IBM, Cloudflare team up to battle complex security concerns

  • 95% of organizations reported having more than one data breach in 2023

  • Bot attacks are becoming more sophisticated to derail modern initiatives such as moving to the cloud

  • Hybrid cloud environments are the most vulnerable to bot breaches

IBM and Cloudflare will reignite their collaborative history with the release of Cloudflare Bot Management on IBM Cloud Internet Services (CIS) — this time teaming to battle bots with several detection methods for enterprise premiere plan users. 

The IBM x Cloudflare bot management roll-out “is designed to help enterprises across the globe and sectors — including those operating in heavily regulated industries — support critical security, performance and resiliency needs,” Nataraj Nagaratnam, IBM Fellow and CTO of Cloud Security, told Silverlinings via email. 

82% of breaches that involved data are stored in the cloud
* (Source: IBM)

The release couldn’t come at a better time.
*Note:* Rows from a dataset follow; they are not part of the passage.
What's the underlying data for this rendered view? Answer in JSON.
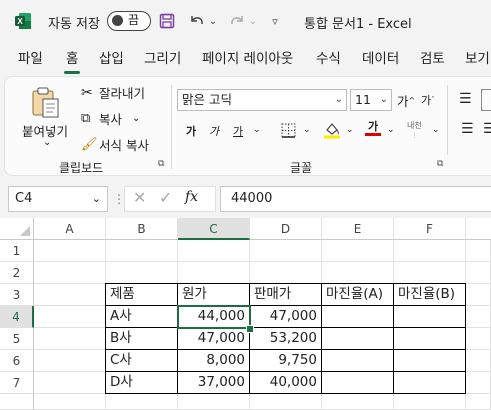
{
  "titlebar": {
    "autosave_label": "자동 저장",
    "autosave_state": "끔",
    "document_title": "통합 문서1  -  Excel"
  },
  "tabs": [
    "파일",
    "홈",
    "삽입",
    "그리기",
    "페이지 레이아웃",
    "수식",
    "데이터",
    "검토",
    "보기"
  ],
  "active_tab": "홈",
  "ribbon": {
    "clipboard": {
      "paste_label": "붙여넣기",
      "cut_label": "잘라내기",
      "copy_label": "복사",
      "format_painter_label": "서식 복사",
      "group_label": "클립보드"
    },
    "font": {
      "font_name": "맑은 고딕",
      "font_size": "11",
      "grow_label": "가",
      "shrink_label": "가",
      "bold_label": "가",
      "italic_label": "가",
      "underline_label": "가",
      "font_color_label": "가",
      "phonetic_label": "내천",
      "group_label": "글꼴"
    },
    "accent_color": "#1e7145"
  },
  "formula_bar": {
    "name_box": "C4",
    "fx_label": "fx",
    "formula": "44000"
  },
  "sheet": {
    "columns": [
      "A",
      "B",
      "C",
      "D",
      "E",
      "F"
    ],
    "selected_column": "C",
    "rows": [
      "1",
      "2",
      "3",
      "4",
      "5",
      "6",
      "7"
    ],
    "selected_row": "4",
    "table_header": [
      "제품",
      "원가",
      "판매가",
      "마진율(A)",
      "마진율(B)"
    ],
    "table_rows": [
      [
        "A사",
        "44,000",
        "47,000",
        "",
        ""
      ],
      [
        "B사",
        "47,000",
        "53,200",
        "",
        ""
      ],
      [
        "C사",
        "8,000",
        "9,750",
        "",
        ""
      ],
      [
        "D사",
        "37,000",
        "40,000",
        "",
        ""
      ]
    ],
    "active_cell": "C4"
  }
}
A recent IBM Data Breach report revealed 95% of organizations reported having more than one data breach in 2023. The vast majority of breaches involved data stored in various cloud environments. 
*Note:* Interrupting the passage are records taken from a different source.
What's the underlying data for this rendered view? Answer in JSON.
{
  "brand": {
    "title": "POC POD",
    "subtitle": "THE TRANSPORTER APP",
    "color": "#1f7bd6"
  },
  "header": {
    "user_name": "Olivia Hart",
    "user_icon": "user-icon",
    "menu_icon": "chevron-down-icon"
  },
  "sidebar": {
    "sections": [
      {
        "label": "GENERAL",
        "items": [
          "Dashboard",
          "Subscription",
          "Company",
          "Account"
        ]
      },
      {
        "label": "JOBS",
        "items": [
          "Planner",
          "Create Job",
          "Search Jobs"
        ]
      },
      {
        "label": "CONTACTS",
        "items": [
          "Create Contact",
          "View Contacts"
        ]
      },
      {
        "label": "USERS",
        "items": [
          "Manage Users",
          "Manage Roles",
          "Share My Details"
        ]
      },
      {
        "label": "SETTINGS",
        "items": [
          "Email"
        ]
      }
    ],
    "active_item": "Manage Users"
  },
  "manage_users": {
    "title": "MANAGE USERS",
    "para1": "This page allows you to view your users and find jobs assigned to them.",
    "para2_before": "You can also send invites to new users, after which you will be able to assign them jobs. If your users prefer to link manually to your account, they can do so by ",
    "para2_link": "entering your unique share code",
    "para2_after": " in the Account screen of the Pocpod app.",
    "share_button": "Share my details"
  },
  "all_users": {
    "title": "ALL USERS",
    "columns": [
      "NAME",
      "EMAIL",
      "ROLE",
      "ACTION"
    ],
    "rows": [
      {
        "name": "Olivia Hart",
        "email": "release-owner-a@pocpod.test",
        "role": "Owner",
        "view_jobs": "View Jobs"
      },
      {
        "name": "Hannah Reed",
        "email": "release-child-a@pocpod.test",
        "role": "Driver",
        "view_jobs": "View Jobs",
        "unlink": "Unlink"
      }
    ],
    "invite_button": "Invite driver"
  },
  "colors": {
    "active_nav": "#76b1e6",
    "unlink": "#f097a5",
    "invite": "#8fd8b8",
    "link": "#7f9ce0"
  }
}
“Bot attacks have the potential to damage brands, steal sensitive information, take over accounts and negatively impact the bottom line,” according

to Nagaratnam. “IBM Cloud prescribes a data-centric approach to security, and provides unique capabilities to protect data. Those capabilities combined with network protection with CIS’ Bot Management enables a risk-based approach centered on sensitivity of data and criticality of workload.”

 

 

According to IBM’s report, hybrid cloud environments are the most vulnerable to bot breaches, and the most common breaches included data that spanned over multiple environments (39% of breaches), including cloud and on-premises. Public cloud data breaches accounted for over a quarter (27%) of attacks this year. 

Cloudflare and IBM’s detection methods seek to squash bots and protect against future attacks by using enhanced behavioral analysis, which Nagaratnam described as helping “organizations monitor and respond to abnormal traffic patterns on Internet applications to mitigate potential bot threats in near real-time.”
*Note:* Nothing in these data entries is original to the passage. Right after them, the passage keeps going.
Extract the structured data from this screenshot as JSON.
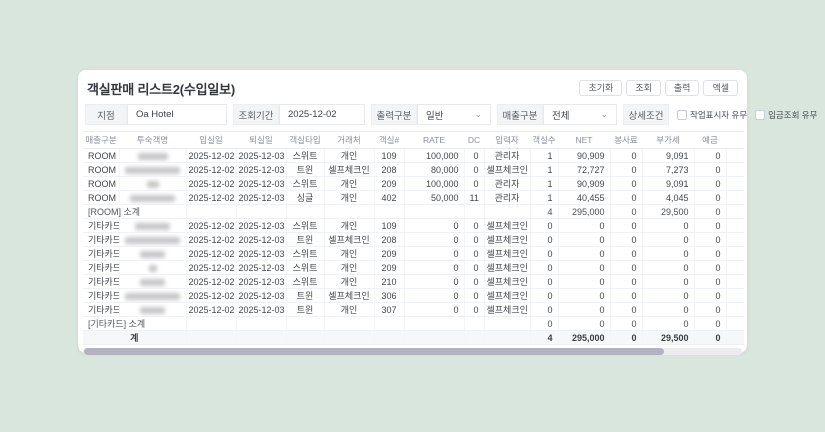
{
  "page": {
    "title": "객실판매 리스트2(수입일보)"
  },
  "toolbar": {
    "reset_label": "초기화",
    "search_label": "조회",
    "print_label": "출력",
    "excel_label": "엑셀"
  },
  "filters": {
    "branch_label": "지점",
    "branch_value": "Oa Hotel",
    "period_label": "조회기간",
    "period_value": "2025-12-02",
    "output_label": "출력구분",
    "output_value": "일반",
    "sales_label": "매출구분",
    "sales_value": "전체",
    "detail_label": "상세조건",
    "checkboxes": [
      {
        "label": "작업표시자 유무",
        "checked": false
      },
      {
        "label": "입금조회 유무",
        "checked": false
      }
    ]
  },
  "table": {
    "columns": [
      "매출구분",
      "투숙객명",
      "입실일",
      "퇴실일",
      "객실타입",
      "거래처",
      "객실#",
      "RATE",
      "DC",
      "입력자",
      "객실수",
      "NET",
      "봉사료",
      "부가세",
      "예금",
      ""
    ],
    "sections": [
      {
        "name": "ROOM",
        "rows": [
          {
            "sale": "ROOM",
            "guest_w": 30,
            "checkin": "2025-12-02",
            "checkout": "2025-12-03",
            "rtype": "스위트",
            "client": "개인",
            "rno": "109",
            "rate": "100,000",
            "dc": "0",
            "by": "관리자",
            "cnt": "1",
            "net": "90,909",
            "svc": "0",
            "vat": "9,091",
            "dep": "0"
          },
          {
            "sale": "ROOM",
            "guest_w": 55,
            "checkin": "2025-12-02",
            "checkout": "2025-12-03",
            "rtype": "트윈",
            "client": "셀프체크인",
            "rno": "208",
            "rate": "80,000",
            "dc": "0",
            "by": "셀프체크인",
            "cnt": "1",
            "net": "72,727",
            "svc": "0",
            "vat": "7,273",
            "dep": "0"
          },
          {
            "sale": "ROOM",
            "guest_w": 12,
            "checkin": "2025-12-02",
            "checkout": "2025-12-03",
            "rtype": "스위트",
            "client": "개인",
            "rno": "209",
            "rate": "100,000",
            "dc": "0",
            "by": "관리자",
            "cnt": "1",
            "net": "90,909",
            "svc": "0",
            "vat": "9,091",
            "dep": "0"
          },
          {
            "sale": "ROOM",
            "guest_w": 45,
            "checkin": "2025-12-02",
            "checkout": "2025-12-03",
            "rtype": "싱글",
            "client": "개인",
            "rno": "402",
            "rate": "50,000",
            "dc": "11",
            "by": "관리자",
            "cnt": "1",
            "net": "40,455",
            "svc": "0",
            "vat": "4,045",
            "dep": "0"
          }
        ],
        "subtotal": {
          "label": "[ROOM] 소계",
          "cnt": "4",
          "net": "295,000",
          "svc": "0",
          "vat": "29,500",
          "dep": "0"
        }
      },
      {
        "name": "기타카드",
        "rows": [
          {
            "sale": "기타카드",
            "guest_w": 35,
            "checkin": "2025-12-02",
            "checkout": "2025-12-03",
            "rtype": "스위트",
            "client": "개인",
            "rno": "109",
            "rate": "0",
            "dc": "0",
            "by": "셀프체크인",
            "cnt": "0",
            "net": "0",
            "svc": "0",
            "vat": "0",
            "dep": "0"
          },
          {
            "sale": "기타카드",
            "guest_w": 55,
            "checkin": "2025-12-02",
            "checkout": "2025-12-03",
            "rtype": "트윈",
            "client": "셀프체크인",
            "rno": "208",
            "rate": "0",
            "dc": "0",
            "by": "셀프체크인",
            "cnt": "0",
            "net": "0",
            "svc": "0",
            "vat": "0",
            "dep": "0"
          },
          {
            "sale": "기타카드",
            "guest_w": 25,
            "checkin": "2025-12-02",
            "checkout": "2025-12-03",
            "rtype": "스위트",
            "client": "개인",
            "rno": "209",
            "rate": "0",
            "dc": "0",
            "by": "셀프체크인",
            "cnt": "0",
            "net": "0",
            "svc": "0",
            "vat": "0",
            "dep": "0"
          },
          {
            "sale": "기타카드",
            "guest_w": 8,
            "checkin": "2025-12-02",
            "checkout": "2025-12-03",
            "rtype": "스위트",
            "client": "개인",
            "rno": "209",
            "rate": "0",
            "dc": "0",
            "by": "셀프체크인",
            "cnt": "0",
            "net": "0",
            "svc": "0",
            "vat": "0",
            "dep": "0"
          },
          {
            "sale": "기타카드",
            "guest_w": 25,
            "checkin": "2025-12-02",
            "checkout": "2025-12-03",
            "rtype": "스위트",
            "client": "개인",
            "rno": "210",
            "rate": "0",
            "dc": "0",
            "by": "셀프체크인",
            "cnt": "0",
            "net": "0",
            "svc": "0",
            "vat": "0",
            "dep": "0"
          },
          {
            "sale": "기타카드",
            "guest_w": 55,
            "checkin": "2025-12-02",
            "checkout": "2025-12-03",
            "rtype": "트윈",
            "client": "셀프체크인",
            "rno": "306",
            "rate": "0",
            "dc": "0",
            "by": "셀프체크인",
            "cnt": "0",
            "net": "0",
            "svc": "0",
            "vat": "0",
            "dep": "0"
          },
          {
            "sale": "기타카드",
            "guest_w": 25,
            "checkin": "2025-12-02",
            "checkout": "2025-12-03",
            "rtype": "트윈",
            "client": "개인",
            "rno": "307",
            "rate": "0",
            "dc": "0",
            "by": "셀프체크인",
            "cnt": "0",
            "net": "0",
            "svc": "0",
            "vat": "0",
            "dep": "0"
          }
        ],
        "subtotal": {
          "label": "[기타카드] 소계",
          "cnt": "0",
          "net": "0",
          "svc": "0",
          "vat": "0",
          "dep": "0"
        }
      }
    ],
    "total": {
      "label": "계",
      "cnt": "4",
      "net": "295,000",
      "svc": "0",
      "vat": "29,500",
      "dep": "0"
    }
  },
  "colors": {
    "background": "#d9e6de",
    "card": "#ffffff",
    "scrollbar_thumb": "#b2b3bf"
  }
}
Plus, Cloudflare Bot Management on IBM CIS uses machine learning-driven bot identification, which “is trained on hundreds of billions of requests per day, with Cloudflare’s machine learning creating a bot score for every request running through its network,” explained Nagaratnam. “The solution automatically filters out content scraping and site crawling as well as inventory hoarding and credit card stuffing. It also detects anomalies by conducting site-specific learning to flag anomalies and attack spikes.”

Bills, bills, bills 

The costs of attacks are getting out of control, and a majority (51%) of organizations plan to armor up by increasing spending on security, according to the IBM report. 

 

 

breach cost index
* (Source: IBM)

The cost of data breaches spanning multiple environments hit $4.75 million, which was “the highest cost of the environments analyzed” and 17.6% higher than the cost of data breaches in a private cloud environment, the report stated.

Enterprises today “will come to realize that bot management is a key component to overall security,” wrote Nagaratnam. 

IBM and Cloudflare have been working together for several years, most recently in 2018.

“Together, we’ve been able to configure mission-critical web and application performance and security solutions to help enterprises combat critical security challenges,” wrote Nagaratnam. But the fight seems far from over against malicious bots.